In order to calculate displacement vectors, OVITO needs to build a one-to-one mapping between the particles in the reference
and the current configuration. If the particles possess a property named
then OVITO will use this identity information to generate the mapping. In such a case, it is okay if the storage order of particles
in the input file(s) changes with time. However, if particles do not possess unique identifiers, then the modifier requires that
the reference configuration contains exactly the same number of particles as the current configuration
and it assumes that they are stored in the same order. This assumption is not always true as some simulation
codes reorder particles during a simulation run for performance reasons. If you forget to dump the particle IDs or atom IDs
in addition to the positions during a simulation, you should be aware that OVITO may compute wrong displacement vectors because of
an invalid default particle mapping. You can use the Data Inspector
to check for the presence of the
Particle Identifier property after file import.
Note: This option applies to systems with periodic boundary conditions. For non-periodic systems (and typically also for systems with mixed boundary conditions) it should remain turned off.
The affine mapping setting controls how OVITO treats situations in which the shape or volume of the periodic simulation cell changes from the initial to the current configuration. Such a cell change typically occurs in simulations due to active straining or pressure/stress relaxation. Because the calculation of displacement vectors is ambiguous in such situations, the affine mapping option lets you control the precise calculation method.
If affine mapping is turned off (the default), displacements are calculated simply by subtracting the initial particle position from the current position. Any change of the simulation cell geometry is ignored.
The "To reference" setting performs a remapping of the current particle positions into the reference simulation cell before calculating the displacement vectors. For that, OVITO computes an affine transformation from the current and the reference simulation cell geometry and applies it to the particle coordinates. This mode may be used to effectively filter out contributions to the particle displacements that stem from the macroscopic deformation of the simulation cell, retaining only the internal (non-affine) displacements of the particles.
The "To current" setting performs the opposite: It transforms the particles of the reference configuration to the current configuration first before calculating the displacements. It does that by applying the affine transformation that is given by the simulation cell shape change.
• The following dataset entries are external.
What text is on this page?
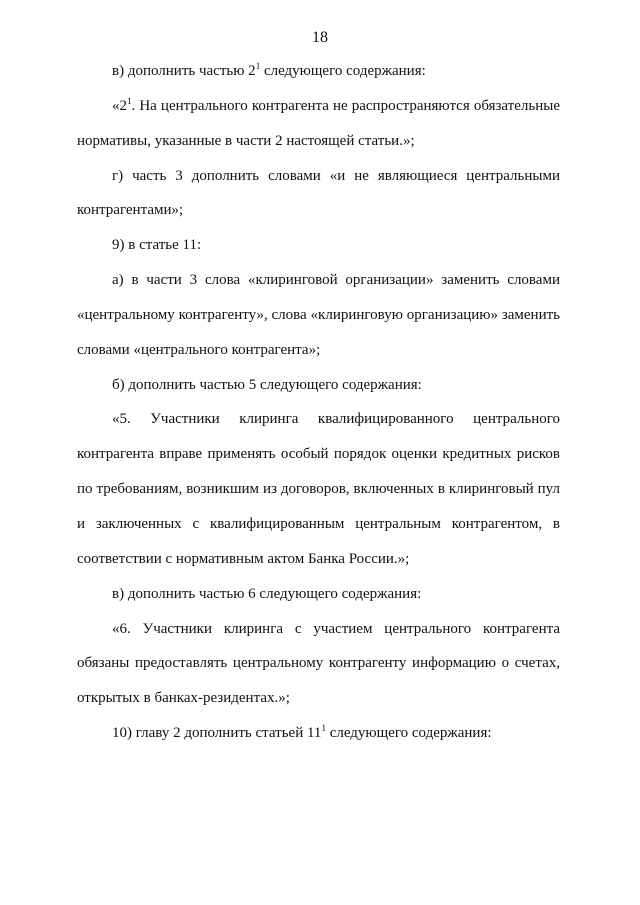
18
в) дополнить частью $2^1$ следующего содержания:
«$2^1$. На центрального контрагента не распространяются обязательные
нормативы, указанные в части 2 настоящей статьи.»;
г) часть 3 дополнить словами «и не являющиеся центральными
контрагентами»;
9) в статье 11:
а) в части 3 слова «клиринговой организации» заменить словами
«центральному контрагенту», слова «клиринговую организацию» заменить
словами «центрального контрагента»;
б) дополнить частью 5 следующего содержания:
«5. Участники клиринга квалифицированного центрального
контрагента вправе применять особый порядок оценки кредитных рисков
по требованиям, возникшим из договоров, включенных в клиринговый пул
и заключенных с квалифицированным центральным контрагентом, в
соответствии с нормативным актом Банка России.»;
в) дополнить частью 6 следующего содержания:
«6. Участники клиринга с участием центрального контрагента
обязаны предоставлять центральному контрагенту информацию о счетах,
открытых в банках-резидентах.»;
10) главу 2 дополнить статьей $11^1$ следующего содержания:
The following table visualizes the effect of the three mapping options on the resulting displacement vector of an exemplary particle.
Note: The "To reference" setting corresponds to the eliminate homogeneous cell deformation option found in older program versions.
This option tells OVITO whether or not to use the minimum image convention when calculating the displacement vectors for systems with periodic boundary conditions. You should deactivate this option if you work with unwrapped particle coordinates. In this case OVITO assumes that particle trajectories are all continuous. On the other hand, if you work with wrapped particle coordinates, this option should be turned on. The minimum image convention ensures that displacements are calculated correctly even when particles cross a periodic boundary of the cell and were mapped back into the cell by the simulation code. On the other hand, if you intend to calculate displacements vectors that span more than half of the simulation box size, then the minimum imagine convention cannot be used. You must use unwrapped coordinates in this case, because large displacements would otherwise be folded back into the periodic cell thanks to the minimum image convention.
The following figure shows the effect of the option:
Note: For cell directions without periodic boundary conditions, the minimum image convention is never used.